Parliamentary Brief #1: Tindak Pidana Penghinaan dalam Rancangan KUHP
Saat ini pemerintah telah menyelesaikan Rancangan KUHP yang telah dibahas di tim pemerintah selama 49 tahun. Rancangan KUHP yang dihasilkan oleh pemerintah pun telah disampaikan kepada DPR RI agar dapat segera membahasnya. Berdasarkan keterangan resmi yang dapat dihimpun, pada dasarnya Rancangan KUHP yang telah diserahkan oleh pemerintah ini memiliki empat tujuan yaitu dekolonisasi, demokratisiasi, konsolidasi, dan adaptasi serta harmonisasi hukum pidana. Terlepas dari tujuan mulia yang dikandung dalam Rancangan KUHP tersebut, namun masih ada persoalan mendasar yang menjadi cacat bawaan dalam Rancangan KUHP yang telah dihasilkan pemerintah tersebut. Cacat bawaan itu, mendasarkan pada catatan Aliansi Nasional Reformasi KUHP adalah pembaruan hukum pidana melalui Rancangan KUHP tersebut malah mengarah kepada terciptanya sistem politik yang represif terhadap masyarakat.

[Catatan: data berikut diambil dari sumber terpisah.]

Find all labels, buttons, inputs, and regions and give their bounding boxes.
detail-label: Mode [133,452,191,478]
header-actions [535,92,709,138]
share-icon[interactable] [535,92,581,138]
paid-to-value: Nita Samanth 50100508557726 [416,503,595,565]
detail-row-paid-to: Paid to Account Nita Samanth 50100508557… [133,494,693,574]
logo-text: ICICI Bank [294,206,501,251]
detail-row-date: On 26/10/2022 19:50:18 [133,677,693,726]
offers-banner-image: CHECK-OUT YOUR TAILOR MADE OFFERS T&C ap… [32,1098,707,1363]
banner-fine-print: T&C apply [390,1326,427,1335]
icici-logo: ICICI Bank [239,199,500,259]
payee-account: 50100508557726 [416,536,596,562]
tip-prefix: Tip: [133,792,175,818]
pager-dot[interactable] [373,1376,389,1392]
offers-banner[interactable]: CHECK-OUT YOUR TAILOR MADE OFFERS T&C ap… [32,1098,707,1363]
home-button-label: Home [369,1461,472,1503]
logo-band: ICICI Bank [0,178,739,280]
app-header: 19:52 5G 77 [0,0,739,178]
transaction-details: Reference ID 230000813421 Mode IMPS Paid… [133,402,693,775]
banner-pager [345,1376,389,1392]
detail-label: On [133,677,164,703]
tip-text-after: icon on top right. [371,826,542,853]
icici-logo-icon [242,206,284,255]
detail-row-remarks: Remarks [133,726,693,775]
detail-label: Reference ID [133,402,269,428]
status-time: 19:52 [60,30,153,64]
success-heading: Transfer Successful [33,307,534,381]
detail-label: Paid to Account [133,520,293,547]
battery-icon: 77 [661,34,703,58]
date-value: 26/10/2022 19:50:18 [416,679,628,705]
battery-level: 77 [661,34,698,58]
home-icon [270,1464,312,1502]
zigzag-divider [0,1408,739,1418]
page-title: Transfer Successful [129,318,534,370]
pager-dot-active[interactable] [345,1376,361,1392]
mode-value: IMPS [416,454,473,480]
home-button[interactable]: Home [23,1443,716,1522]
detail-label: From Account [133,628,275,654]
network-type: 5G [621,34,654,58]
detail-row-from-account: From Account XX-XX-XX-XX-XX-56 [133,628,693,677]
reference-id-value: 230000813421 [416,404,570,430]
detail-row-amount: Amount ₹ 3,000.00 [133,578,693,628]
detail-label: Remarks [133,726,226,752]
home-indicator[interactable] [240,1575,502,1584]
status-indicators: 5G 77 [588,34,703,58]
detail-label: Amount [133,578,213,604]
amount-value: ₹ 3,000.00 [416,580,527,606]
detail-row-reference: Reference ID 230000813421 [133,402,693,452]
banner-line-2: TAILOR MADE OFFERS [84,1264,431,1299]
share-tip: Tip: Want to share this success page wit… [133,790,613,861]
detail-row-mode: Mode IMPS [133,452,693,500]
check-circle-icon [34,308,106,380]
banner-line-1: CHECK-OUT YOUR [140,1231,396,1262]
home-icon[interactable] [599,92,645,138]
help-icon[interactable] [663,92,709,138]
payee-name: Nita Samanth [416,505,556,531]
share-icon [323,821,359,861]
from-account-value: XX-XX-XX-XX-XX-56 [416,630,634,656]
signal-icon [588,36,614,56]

ICJR juga mencatat hal yang sama, khususnya dalam konteks penghormatan dan perlindungan hak – hak dan kebebasan berekspresi dari warga Negara. Rancangan KUHP malah gagal dalam misinya untuk melakukan adaptasi terhadap Kovenan Hak Sipil dan Politik yang telah diratifikasi oleh Indonesia. Kegagalan itu setidaknya terlihat dalam isu tindak pidana penghinaan, suatu isu dimana ICJR selalu mengambil inisiatif untuk melakukan perubahan kebijakan dalam konteks penghinaan dan kebebasan berekspresi. Alih – alih melakukan tahapan untuk mulai menerapkan dekriminalisasi penghinaan, pemerintah malah memilih untuk memperberat ancaman hukuman bagi para pelanggarnya sekaligus juga menghidupkan kembali beberapa pasal yang telah dicabut nyawanya oleh Mahkamah Konstitusi. Selain itu, sepertinya tidak ada riset yang cukup mendalam mengenai kebijakan penjatuhan pidana dalam perkara – perkara penghinaan. Setidaknya, para pembuat Rancangan KUHP mestinya berkaca bagaimana Mahkamah Agung menjatuhkan pidana terhadap perkara – perkara pidana terkait dengan penghinaan.